Apache Lucene: Part Two - Indexing Concepts
The previous article Apache Lucene: The First Part , was a brief introduction of what Lucene is and a high level overview of how it works. This article will be a deep dive on the concepts behind indexing — mainly Inverted Index and Parsing & Tokenization — so that it becomes easy and intuitive, to understand the code, when we finally reach to it.
Parsing & Tokenization
Whenever a document needs to be indexed, first it needs to be processed. The major reason behind this is making the indexing and searching process more efficient. We’ll discuss some common preprocessing techniques that are widely used when it comes to indexing.
One of the most common steps when it comes to preprocessing is removing stopwords from the document’s content.
What are stopwords ? Stopwords are essentially some common words which are always going to be found in any sort of a document, and eliminating them will have no effect on the main idea of that document. Example — Prepositions (a, an, in, at, on, of, the etc.) These words are excluded, so that they don’t occupy extra space in the index and don’t waste time & resources in searching.
Another common method in preprocessing is Stemming and Lemmatization.
Stemming and Lemmatization are text normalization processes. The main logic behind these two techniques is to reduce words to their base words. For example
history ,historical, historically have the same base word history. The same word can be used in different forms, for grammatical reasons. From a search engine’s point of view, they are the same and hence it is more efficient to reduce them to the same word, rather than have 3 different words representing the same meaning.
A very popular algorithm for performing this step is Porter’s Algorithm
There are several algorithms to perform this step, other than the Porter’s Algorithm.

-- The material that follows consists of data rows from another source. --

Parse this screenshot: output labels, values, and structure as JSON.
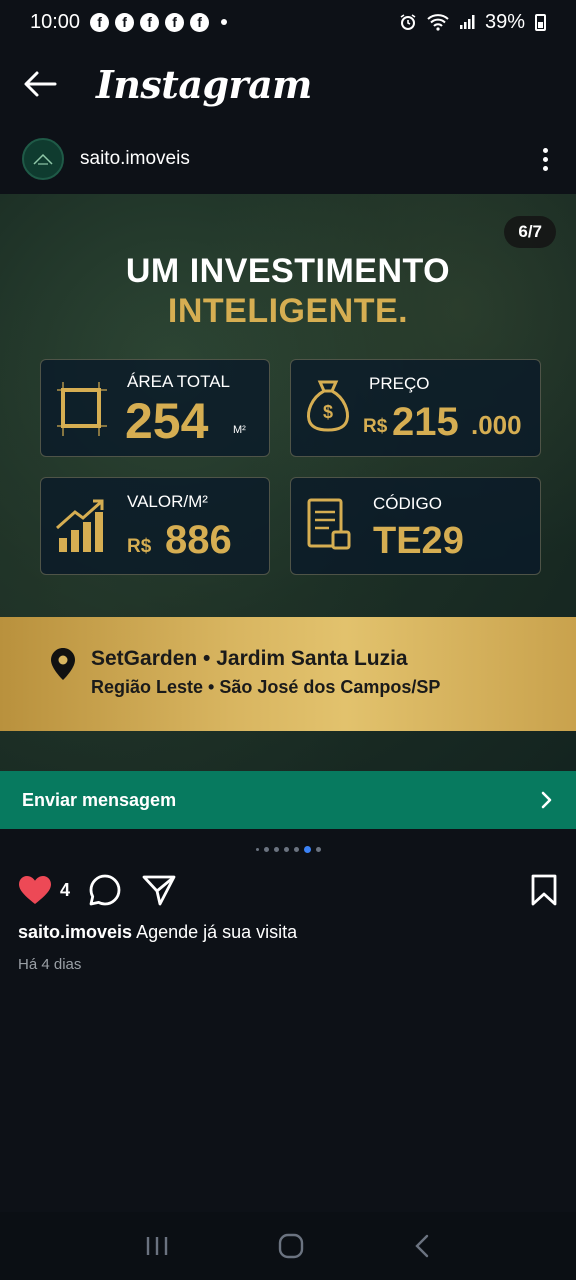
{
  "status_bar": {
    "time": "10:00",
    "battery": "39%",
    "fb_letter": "f"
  },
  "app": {
    "title": "Instagram"
  },
  "post": {
    "username": "saito.imoveis",
    "slide_counter": "6/7",
    "headline_line1": "UM INVESTIMENTO",
    "headline_line2": "INTELIGENTE.",
    "cards": {
      "area": {
        "label": "ÁREA TOTAL",
        "value": "254",
        "unit": "M²"
      },
      "price": {
        "label": "PREÇO",
        "currency": "R$",
        "value": "215",
        "suffix": ".000"
      },
      "per_m2": {
        "label": "VALOR/M²",
        "currency": "R$",
        "value": "886"
      },
      "code": {
        "label": "CÓDIGO",
        "value": "TE29"
      }
    },
    "location": {
      "line1": "SetGarden • Jardim Santa Luzia",
      "line2": "Região Leste • São José dos Campos/SP"
    },
    "send_message": "Enviar mensagem",
    "carousel": {
      "total": 7,
      "current": 6
    },
    "likes": "4",
    "caption_user": "saito.imoveis",
    "caption_text": "Agende já sua visita",
    "time_ago": "Há 4 dias"
  },
  "colors": {
    "accent_gold": "#d6ae52",
    "cta_green": "#077a5f",
    "like_red": "#ed4956",
    "active_dot": "#3b82f6"
  }
}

There’s a great paper on this, which you can read for more information on the different algorithms.
Tokenization
Tokenization is the process of splitting the content into tokens. Tokens are essentially the most basic unit of the content.
A very simple way of tokenization is splitting based on white-space.
For ex: let the content be history repeat itself many time. then a white-space splitting will result in the tokens [history, repeat, itself, many, time].
There are various ways of tokenizing other than just white space splitting — TreeBank Word Tokenization, Punctuation Based Tokenization, etc. To go through them in detail you can reference this article — Tokenization in NLP: Types, Challenges, Examples, Tools
Inverted Index
Once all the preprocessing is done and tokens are available, then the tokens are used to create the index. A very traditional and simple way of creating an index would be to create a table where rows represent the documents and columns the token and any cell would represent if that token is present in a document or not.
There is one big drawback of this approach, which is that this matrix will be an extremely sparse matrix. Since there will be a large number of tokens, and few will be common amongst any give pair of documents. Thus you will end up using a lot of memory. One way to optimize this is to maintain a table of List, where each row is a document, and list only contains the unique_id of the token
While this saves space, but it still has the issue, that whenever searching is being done, each list will have to be individually checked to see if it has all the tokens of the query.
A better way is to to create a table which contains tokens in rows and the list is of documents
The major advantage of this index is that when searching is being done, you can take the lists of each token of the query, perform a Boolean AND of those lists and return the common documents.
So if the query is comprised of token tk1, tk7, tk35. Then all you have to do is retrieve the lists of these three tokens, and find out the common documents in these lists.
This is a very simple way of how Inverted Index, makes searching easier and more efficient than a standard index.
To read more on Inverted Index you can refer to the following link — https://nlp.stanford.edu/IR-book/html/htmledition/a-first-take-at-building-an-inverted-index-1.html
Now that some basics and background context of indexing, and what an inverted index is, what is stemming, text preprocessing etc is done, we can move on to actually understanding and using Lucene in the next post.
Hope you had fun reading it and if I happen to have made a mistake somewhere, please let me know.